Naviair has been working with Copenhagen Airport to increase capacity there. They wanted to test a separation delivery tool for Time Based Separation for aircraft on final approach. The tool is part of the LORD concept - Leading Optimised Runway Delivery.
EUROCONTROL has developed different solutions and procedures that have had a positive impact on runway throughput. These were subsequently integrated into the separation delivery tool with a single HMI (Human Machine Interface).
The separation delivery tool predicts aircraft behaviour and facilitates speed management on the glide scope. It takes into account:
- wake vortex minima
- runway configurations
- runway constraints
- approach procedures flown
- meteorological conditions.
Naviair and Copenhagen Airport chose our Experimental Centre to evaluate this tool in combination with Performance Based Navigation procedures.
The simulation and the simulators
To prepare this real-time simulation, we replicated the Copenhagen terminal airspace, the surfaces of the airport, the runways and taxiways.
We replicated the controllers’ working position for arrivals, departures and the tower position.

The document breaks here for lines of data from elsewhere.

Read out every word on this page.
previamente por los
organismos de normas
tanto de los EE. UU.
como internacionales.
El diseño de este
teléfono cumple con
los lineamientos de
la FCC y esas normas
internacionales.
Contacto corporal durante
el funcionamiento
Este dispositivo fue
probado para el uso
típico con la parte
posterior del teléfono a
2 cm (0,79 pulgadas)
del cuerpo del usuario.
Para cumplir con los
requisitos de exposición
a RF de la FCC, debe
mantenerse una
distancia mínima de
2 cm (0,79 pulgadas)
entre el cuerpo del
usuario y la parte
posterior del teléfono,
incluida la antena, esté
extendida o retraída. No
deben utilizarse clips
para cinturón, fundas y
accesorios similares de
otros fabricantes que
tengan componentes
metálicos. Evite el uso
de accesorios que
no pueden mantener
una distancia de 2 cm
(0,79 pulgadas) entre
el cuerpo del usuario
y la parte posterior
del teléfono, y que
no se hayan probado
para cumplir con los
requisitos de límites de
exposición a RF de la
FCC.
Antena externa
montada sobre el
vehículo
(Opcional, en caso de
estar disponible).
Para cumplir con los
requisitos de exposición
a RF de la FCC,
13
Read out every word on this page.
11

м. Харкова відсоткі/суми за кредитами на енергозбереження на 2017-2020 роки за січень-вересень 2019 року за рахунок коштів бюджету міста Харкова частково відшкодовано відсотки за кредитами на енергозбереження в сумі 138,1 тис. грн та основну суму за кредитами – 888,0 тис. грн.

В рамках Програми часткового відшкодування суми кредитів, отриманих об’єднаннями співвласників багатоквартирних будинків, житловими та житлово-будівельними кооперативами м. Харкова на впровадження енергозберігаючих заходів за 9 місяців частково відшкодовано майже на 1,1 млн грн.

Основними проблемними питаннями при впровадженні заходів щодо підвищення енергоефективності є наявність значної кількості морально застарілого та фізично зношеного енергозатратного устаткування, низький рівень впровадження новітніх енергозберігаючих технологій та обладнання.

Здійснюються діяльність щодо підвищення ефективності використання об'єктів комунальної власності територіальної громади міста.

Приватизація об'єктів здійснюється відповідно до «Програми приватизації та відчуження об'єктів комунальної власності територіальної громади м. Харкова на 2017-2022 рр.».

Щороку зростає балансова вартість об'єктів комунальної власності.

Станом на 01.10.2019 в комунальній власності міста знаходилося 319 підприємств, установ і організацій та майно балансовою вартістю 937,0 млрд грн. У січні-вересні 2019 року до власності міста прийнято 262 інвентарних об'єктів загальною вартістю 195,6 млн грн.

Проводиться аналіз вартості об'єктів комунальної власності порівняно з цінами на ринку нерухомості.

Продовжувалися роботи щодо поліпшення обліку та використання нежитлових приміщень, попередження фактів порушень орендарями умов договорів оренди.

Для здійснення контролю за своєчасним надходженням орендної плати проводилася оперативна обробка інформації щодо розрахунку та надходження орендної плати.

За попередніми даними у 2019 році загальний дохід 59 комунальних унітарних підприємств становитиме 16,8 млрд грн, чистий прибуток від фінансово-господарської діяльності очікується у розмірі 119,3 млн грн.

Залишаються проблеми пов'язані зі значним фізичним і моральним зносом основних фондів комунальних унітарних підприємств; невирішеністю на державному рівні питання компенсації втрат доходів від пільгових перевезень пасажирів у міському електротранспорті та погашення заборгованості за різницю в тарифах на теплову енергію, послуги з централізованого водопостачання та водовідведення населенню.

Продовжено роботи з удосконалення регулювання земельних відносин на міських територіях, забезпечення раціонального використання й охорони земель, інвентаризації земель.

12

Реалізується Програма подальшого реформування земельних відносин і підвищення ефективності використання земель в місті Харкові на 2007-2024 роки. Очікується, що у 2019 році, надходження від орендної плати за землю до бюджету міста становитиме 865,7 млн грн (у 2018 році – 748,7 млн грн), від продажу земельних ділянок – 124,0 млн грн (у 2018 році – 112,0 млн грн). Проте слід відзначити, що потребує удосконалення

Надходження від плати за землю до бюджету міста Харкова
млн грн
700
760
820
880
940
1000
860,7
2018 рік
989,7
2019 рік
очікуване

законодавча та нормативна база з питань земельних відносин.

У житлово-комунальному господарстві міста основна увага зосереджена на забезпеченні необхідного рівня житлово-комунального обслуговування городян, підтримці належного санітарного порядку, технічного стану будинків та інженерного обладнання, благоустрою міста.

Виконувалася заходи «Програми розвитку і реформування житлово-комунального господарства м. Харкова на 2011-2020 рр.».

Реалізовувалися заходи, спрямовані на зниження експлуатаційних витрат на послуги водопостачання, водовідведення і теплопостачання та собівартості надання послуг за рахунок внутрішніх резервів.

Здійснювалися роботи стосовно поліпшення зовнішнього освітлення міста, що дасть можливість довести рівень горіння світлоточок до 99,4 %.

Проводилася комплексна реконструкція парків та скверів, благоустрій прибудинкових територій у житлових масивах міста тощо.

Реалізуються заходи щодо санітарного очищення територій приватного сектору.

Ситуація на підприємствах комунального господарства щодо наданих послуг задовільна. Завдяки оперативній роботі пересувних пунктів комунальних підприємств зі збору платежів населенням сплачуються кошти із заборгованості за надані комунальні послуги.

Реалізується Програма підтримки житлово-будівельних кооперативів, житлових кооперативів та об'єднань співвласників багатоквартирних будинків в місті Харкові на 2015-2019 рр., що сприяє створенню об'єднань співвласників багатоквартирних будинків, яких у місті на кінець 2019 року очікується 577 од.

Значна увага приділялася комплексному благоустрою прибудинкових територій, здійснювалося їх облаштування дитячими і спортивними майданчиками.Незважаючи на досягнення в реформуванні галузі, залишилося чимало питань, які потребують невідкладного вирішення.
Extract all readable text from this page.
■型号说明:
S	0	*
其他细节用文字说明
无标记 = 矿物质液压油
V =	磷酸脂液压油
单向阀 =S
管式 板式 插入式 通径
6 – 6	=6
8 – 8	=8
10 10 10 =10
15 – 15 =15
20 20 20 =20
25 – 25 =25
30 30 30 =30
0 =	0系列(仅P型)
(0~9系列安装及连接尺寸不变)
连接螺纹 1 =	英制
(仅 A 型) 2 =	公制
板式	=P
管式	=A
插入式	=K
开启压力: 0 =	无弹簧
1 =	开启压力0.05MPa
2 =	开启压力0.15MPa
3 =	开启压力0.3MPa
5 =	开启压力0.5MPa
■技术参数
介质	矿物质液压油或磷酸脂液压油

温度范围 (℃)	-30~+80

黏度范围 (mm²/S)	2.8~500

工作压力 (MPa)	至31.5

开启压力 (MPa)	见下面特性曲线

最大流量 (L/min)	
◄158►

Then, we replicated Copenhagen terminal airspace and all the runways and taxiways at the airport. The next step was to engineer several traffic samples. After that, we modified the traffic so as to put pressure on the runway and have a more challenging sequence of different aircraft types landing.
The simulation’s ultimate aim was to show controllers how they could have a user-friendly way of delivering safe reduced separation, irrespective of runway configuration, prevailing winds or any other constraint.
Real-time simulations have shown that the separation delivery tool, combined with RECAT, can lead to a 5 to 10% increase in runway throughput.
This simulation was a complex one. Two approach positions for arriving and departing traffic, as well as final approach, were built into the ESCAPE simulator.
ESCAPE can be configured for specific HMI requirements. The platform can handle:
- from one up to 64 controller positions;
- up to 600 aircraft flying simultaneously;
- up to 1,000 flight plans;
- from 1 to 70 pseudo-pilot positions.
The tower simulator, eDEP, was also used with arrival and departure positions.
The eDEP platform is a simplified ATC system simulator, based on Java and fully web-enabled.
eDEP has the same functional components and conceptual data flows as the ESCAPE real-time simulator. So, eDEP functional prototyping can be easily translated into software requirements for future simulations.
Finally, the 3D cockpit simulator was used to test the Performance Based Navigation procedures, with the help of a Scandinavian Airlines pilot.
Tools used in the simulators include:
- AudioLAN, a voice communication system
- MUDPIE, the Multiple User Data Processing Interactive Environment analysis tool.
We configured these components to reproduce the controllers’ working environments as closely as possible – down to details such as screen colours and mouse positions – so as to minimise the simulation’s impact on the validation result.
To see the simulators in action, take a 360° virtual tour of the centre!
As a result of the simulation, Copenhagen Airport and Naviair have decided to implement the LORD concept in 2020/2021.
Not only did the simulations show that this would be a realistic move with benefits, it also increased controller understanding. Another bonus is, as Peter Eriksen pointed out: “A number of air traffic services use EUROCONTROL and being there helped us to harmonise our approach with other countries in Europe.”